Асланбек Большой достал из кармана штанов печать, завернутую в тряпочку, развернул ее и шлепнул по бумаге. Когда Наташа, посмотрев через их плечи, увидела, что бумага была командировочным удостоверением газеты «Коммерсантъ», на котором теперь красовалась печать с изображением волка и подпись Шамиля Басаева, отметившего командировку журналиста, она подумала, что Тополь совсем охренел. А потом поняла, что ему, как и всем им, очень страшно.
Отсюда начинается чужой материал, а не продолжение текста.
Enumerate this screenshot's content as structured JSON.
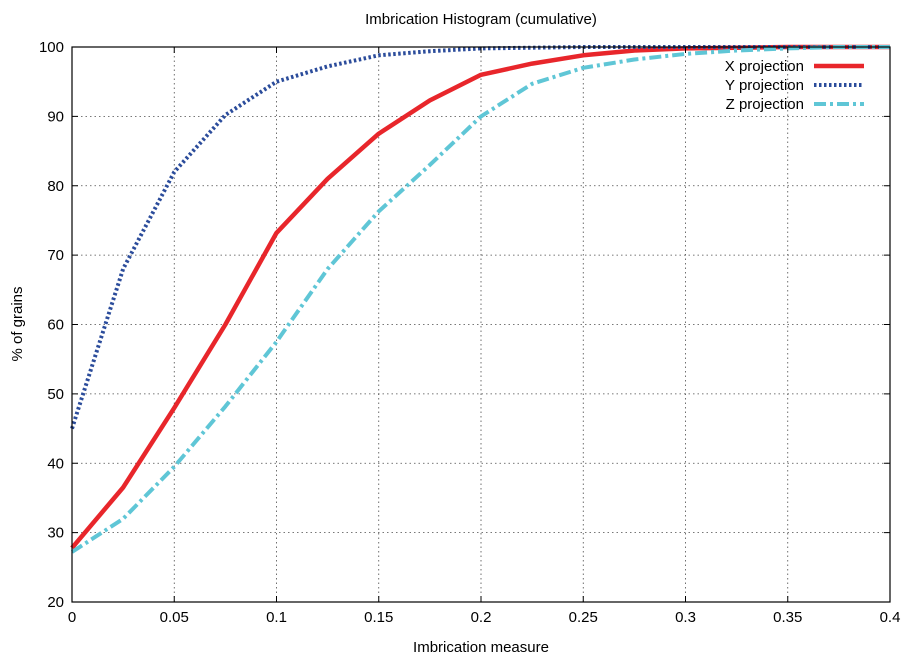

Четко осознав свой страх, Наташа по привычке почувствовала его внизу живота. Матка, яичники и кишки – все в нем скукожилось, сплелось в один комок. Воздух вокруг уплотнился, ей казалось, его можно нарезать ножом, лежащим на столе. Надо молчать и отступать к двери – от стола, на котором лежит завернутый в белое хлеб. Прямой опасности стол для нее не представлял, но именно в тот момент, после отчаянной бравады Тополя, она почувствовала, как ее окутывает черное облако страха. То была бравада на грани, когда не знаешь, как поступишь в следующий момент – снова сложишь удостоверение и вернешь его в карман, усмехаясь одним уголком рта над своей способностью шутить в самые отчаянные моменты жизни, или, соскочив со стола, громко завопишь и побежишь по коридору искать выход из больницы. Тополь аккуратно сложил удостоверение, похлопал рукой по карману и усмехнулся одним уголком рта. И еще в этот момент Наташа поняла: ей нужно отснять как можно больше пленок.

Страх всегда ассоциировался у нее с черным цветом, но она делила его на разные оттенки. Был страх, убивающий все звуки вокруг, – темно-серый. Его, скорее, можно назвать предчувствием опасности. Однажды она пережила такой в Самаре, когда поздно вечером возвращалась домой. Дошла до подъезда и услышала тишину. Быстрее, чем мысли пронеслись в голове, метнулась к подъездной двери, рванула ее на себя, одним махом взлетела по лестнице, руками, трясущимися от топота ног снизу, нажала на звонок, пережила вечность секунд, пока мать открывала ей дверь, ввалилась в квартиру и захлопнула дверь за собой. Кто за ней тогда бежал – маньяк-насильник или грабитель – она так и не узнала. Выкинула случившееся из памяти, как незначительный эпизод. Только страх остался – притаился внизу живота и еще долго пульсировал в нем каждый раз, как она в темноте подходила к подъездной двери.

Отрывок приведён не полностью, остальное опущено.